Pizza Rustica (Italian Easter Pie)
- 3 cups (368g) all-purpose flour
- 1 tsp salt
- ¾ cup (170g) unsalted butter chilled and cut in small cubes
- 2 large eggs beaten
- 3-4 tbsp chilled water
- 6 large eggs separated
- 15 oz ricotta cheese
- 8 oz mozzarella cheese shredded (about 3 cups)
- 4 oz milk (½ cup) any variety
- 1.5 oz Parmesan cheese shredded (about ¾ cup) or Pecorino Romano
- ¼ cup chopped parsley
- ½ tsp ground black pepper
- 4 oz hard salami cubed (about ¾ cup)
- 4 oz Genoa salami cubed (about ¾ cup)
- 4 oz sopressata cubed (about ¾ cup)
- 1 large egg beaten
- 2 tsp water
- Add flour and salt to a medium mixing bowl and whisk to combine. Add cubed butter and cut in with a pastry blender or two forks until the mixture resembles coarse crumbs, with pieces of butter around the size of a pea. It will not be a cohesive, even consistency at this point.
- Make a well in the center of the flour/butter and pour in the beaten eggs. Using a fork, stir and work the eggs into the mixture until it's as evenly moistened as possible.
- Add water, one tablespoon at a time, until a ball of dough can be formed. Work the water in well after each addition. I use between 3 and 4 tablespoons.
- Place the ball of dough on a sheet of plastic wrap and press into a flattened disc. Wrap the disc with the plastic wrap and refrigerate for at least one hour.
- Prepare the filling towards the end of the dough chill time so it will be ready to roll once the filling is assembled. Preheat the oven to 375°F and spray the bottom and sides of a 9" round springform pan with cooking spray. Set aside for now.
- Separate six eggs, adding the yolks to a large mixing bowl and the whites to the bowl of a stand mixer (or a separate mixing bowl). Set the whites aside for now.
- Beat the yolks until light and creamy. To the bowl with the yolks, add the ricotta, mozzarella, milk, Parmesan, parsley, and pepper. Mix until combined evenly, then stir in the cubed meat.
- With the whisk attachment fitted to a stand mixer, beat the egg whites for a few minutes until stiff peaks form. Alternately you can do this with an electric hand mixer. Then fold them into the rest of the filling, taking big sweeping passes along the bottom and sides of the bowl to fully and evenly work the whites in without stirring/deflating them too much.

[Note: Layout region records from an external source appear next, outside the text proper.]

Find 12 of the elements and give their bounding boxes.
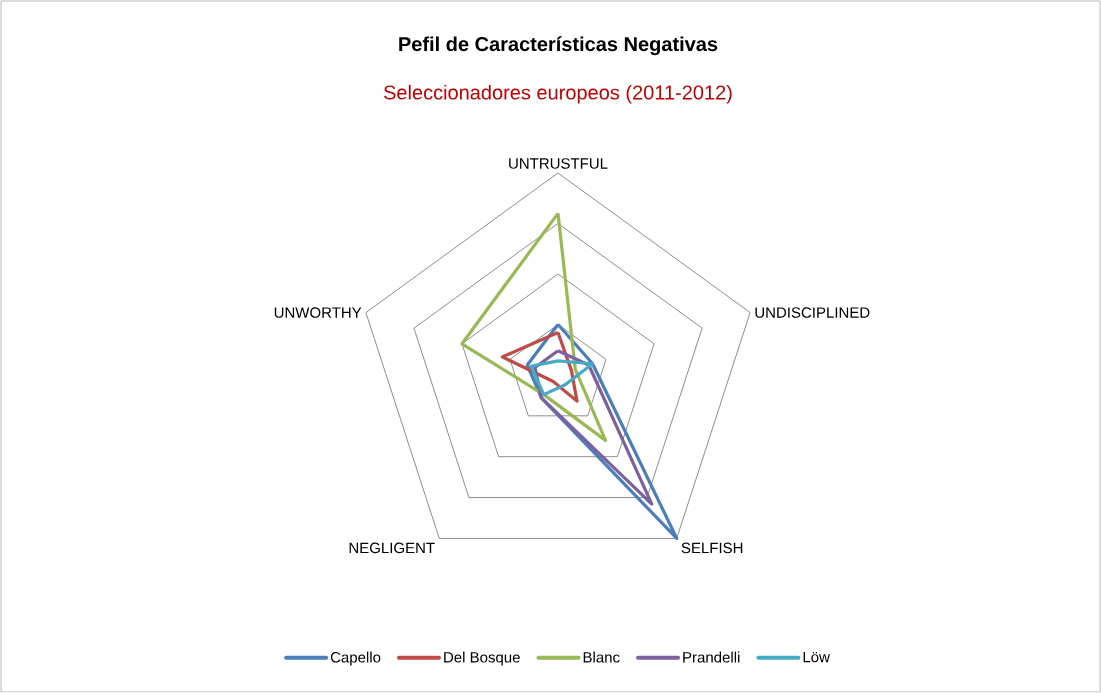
- legend-label: Prandelli: [683, 651, 740, 663]
- spoke-label: UNTRUSTFUL: [509, 158, 608, 169]
- legend-label: Löw: [803, 651, 830, 663]
- chart-title: Pefil de Características Negativas: [399, 36, 718, 56]
- spoke-label: NEGLIGENT: [349, 542, 435, 554]
- legend-label: Capello: [330, 651, 381, 666]
- spoke-label: UNWORTHY: [274, 307, 362, 318]
- legend-label: Blanc: [583, 651, 620, 663]
- legend-label: Del Bosque: [444, 651, 520, 666]
- spoke-label: SELFISH: [681, 542, 743, 554]
- spoke-label: UNDISCIPLINED: [755, 307, 870, 318]
- chart-subtitle: Seleccionadores europeos (2011-2012): [383, 84, 732, 104]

- Once the dough is sufficiently chilled, slice off two-thirds of the dough and roll it out onto a lightly floured work surface until it reaches a 15" - 16" circle about 1/8" thick.
- Carefully transfer the dough into the prepared springform pan to line it, lightly pressing it along the bottom of the pan and up the sides with excess hanging out the top. Take care to ensure the dough goes right to the bottom edge and then straight up the sides without gaps underneath.
- Pour the filling into the bottom crust and even out the top with a spatula or spoon.
- Roll out the remaining one-third of the dough into an approximately 9 ½" to 10" circle, then place it on top of the filling to cover it entirely. Gently press it so it lays flat against the filling. Fold in the excess pieces of dough from the bottom layer to pinch together with the top layer. Crimp the edges with a fork.
- Whisk together one egg with two teaspoons of water in a small bowl and brush the egg wash onto the pizza rustica. Cut several slits into the top crust.
- Bake for 1 hour to 1 hour 15 minutes, or until the pizza rustica has turned a nice and deep golden brown.
- Remove from the oven and let it sit in the pan for 20 minutes. Carefully remove the pan sides, loosening it from the outside of the pizza rustica with a thin spatula or knife if needed. Let the pizza rustica sit for 25 more minutes (or even longer) before slicing into wedges and serving.
Nutritional information is provided as an estimate. As it can vary due to many factors (brands used, quantities, etc.), we cannot guarantee its accuracy.